Orateur
Description
Understanding how nuclear structure emerges from the nucleon-nucleon interaction and how it evolves going far from the valley of stability has become one of the main quests of contemporary nuclear physic. High-resolution colinear laser spectroscopy has long been established as a very powerful tool to study ground-state nuclear properties, providing a nuclear model-independent access to the nuclear ground-state spin, changes in mean square charge radii, magnetic dipole, and electric quadrupole moments. It is used at several radioactive beam facilities all over the world and gives insight into many aspects of nuclear structure and provide crucial input for the development of nuclear theories.
At the ISOLDE facility of CERN, the Collinear Resonance Ionization Spectroscopy (CRIS) laser spectroscopy experiment has undertaken several experimental campaigns aiming at the study of nuclear structure evolution around 100Sn, 78Ni and the N=20 and 40 island of inversions. The neutron rich Cr isotopes, located between the magical Ca and Ni, display the highest level of deformation and collectivity of the region. 64Cr is understood to be at the center of the N=40 island of inversion and the study of Cr ground state property from the stability to the N=40 IoI allows to get a comprehensive picture of the evolution from spherical and single particle behavior to deformed and collective structures.

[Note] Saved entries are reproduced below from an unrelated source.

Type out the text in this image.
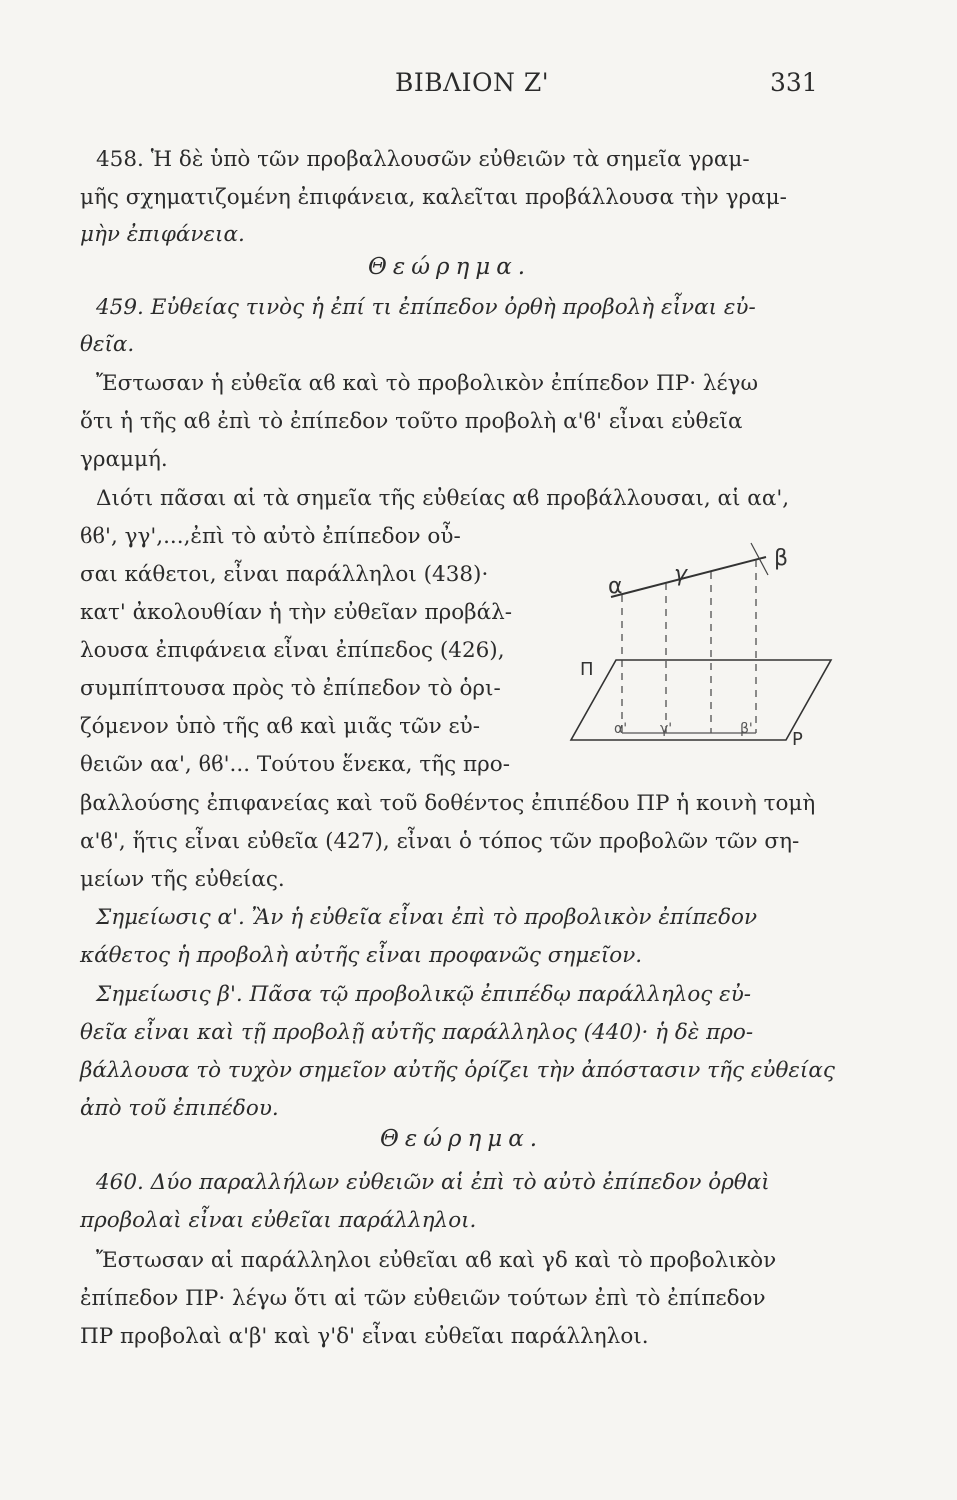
ΒΙΒΛΙΟΝ Ζ'	331
458. Ἡ δὲ ὑπὸ τῶν προβαλλουσῶν εὐθειῶν τὰ σημεῖα γραμ-
μῆς σχηματιζομένη ἐπιφάνεια, καλεῖται προβάλλουσα τὴν γραμ-
μὴν ἐπιφάνεια.
Θεώρημα.
459. Εὐθείας τινὸς ἡ ἐπί τι ἐπίπεδον ὀρθὴ προβολὴ εἶναι εὐ-
θεῖα.
Ἔστωσαν ἡ εὐθεῖα αϐ καὶ τὸ προβολικὸν ἐπίπεδον ΠΡ· λέγω
ὅτι ἡ τῆς αϐ ἐπὶ τὸ ἐπίπεδον τοῦτο προβολὴ α'ϐ' εἶναι εὐθεῖα
γραμμή.
Διότι πᾶσαι αἱ τὰ σημεῖα τῆς εὐθείας αϐ προβάλλουσαι, αἱ αα',
ϐϐ', γγ',...,ἐπὶ τὸ αὐτὸ ἐπίπεδον οὖ-
σαι κάθετοι, εἶναι παράλληλοι (438)·
κατ' ἀκολουθίαν ἡ τὴν εὐθεῖαν προβάλ-
λουσα ἐπιφάνεια εἶναι ἐπίπεδος (426),
συμπίπτουσα πρὸς τὸ ἐπίπεδον τὸ ὁρι-
ζόμενον ὑπὸ τῆς αϐ καὶ μιᾶς τῶν εὐ-
θειῶν αα', ϐϐ'... Τούτου ἕνεκα, τῆς προ-
βαλλούσης ἐπιφανείας καὶ τοῦ δοθέντος ἐπιπέδου ΠΡ ἡ κοινὴ τομὴ
α'ϐ', ἥτις εἶναι εὐθεῖα (427), εἶναι ὁ τόπος τῶν προβολῶν τῶν ση-
μείων τῆς εὐθείας.
α γ
β
Π
Ρ
α' γ'	β'
Σημείωσις α'. Ἂν ἡ εὐθεῖα εἶναι ἐπὶ τὸ προβολικὸν ἐπίπεδον
κάθετος ἡ προβολὴ αὐτῆς εἶναι προφανῶς σημεῖον.
Σημείωσις β'. Πᾶσα τῷ προβολικῷ ἐπιπέδῳ παράλληλος εὐ-
θεῖα εἶναι καὶ τῇ προβολῇ αὐτῆς παράλληλος (440)· ἡ δὲ προ-
βάλλουσα τὸ τυχὸν σημεῖον αὐτῆς ὁρίζει τὴν ἀπόστασιν τῆς εὐθείας
ἀπὸ τοῦ ἐπιπέδου.
Θεώρημα.
460. Δύο παραλλήλων εὐθειῶν αἱ ἐπὶ τὸ αὐτὸ ἐπίπεδον ὀρθαὶ
προβολαὶ εἶναι εὐθεῖαι παράλληλοι.
Ἔστωσαν αἱ παράλληλοι εὐθεῖαι αϐ καὶ γδ καὶ τὸ προβολικὸν
ἐπίπεδον ΠΡ· λέγω ὅτι αἱ τῶν εὐθειῶν τούτων ἐπὶ τὸ ἐπίπεδον
ΠΡ προβολαὶ α'β' καὶ γ'δ' εἶναι εὐθεῖαι παράλληλοι.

In the past decade, the GANIL facility has undergone a major upgrade with the development of a new radioactive ion beam facility SPIRAL2-S3 and a new low-energy experimental hall DESIR. The SPIRAL2 facility, coupled to the S3 recoil separator, will enhance the study of exotic nuclei by producing intense beams of rare radioactive isotopes. The DESIR facility, now under construction, will host several experimental setups, among which a new versatile high-resolution laser spectroscopy setup: LAser Spectroscopy At GaNil (LASAGN). Such setup combined to the many beam preparation and purification devices of DESIR will offer unique opportunities for nuclear structure studies.
In this talk, laser spectroscopy as a tool for nuclear structure studies will be introduced. Recent results on chromium moments from the CRIS experiment at ISOLDE/CERN will be shown. Finally ongoing laser spectroscopy projects and future plans at the DESIR facility will be presented.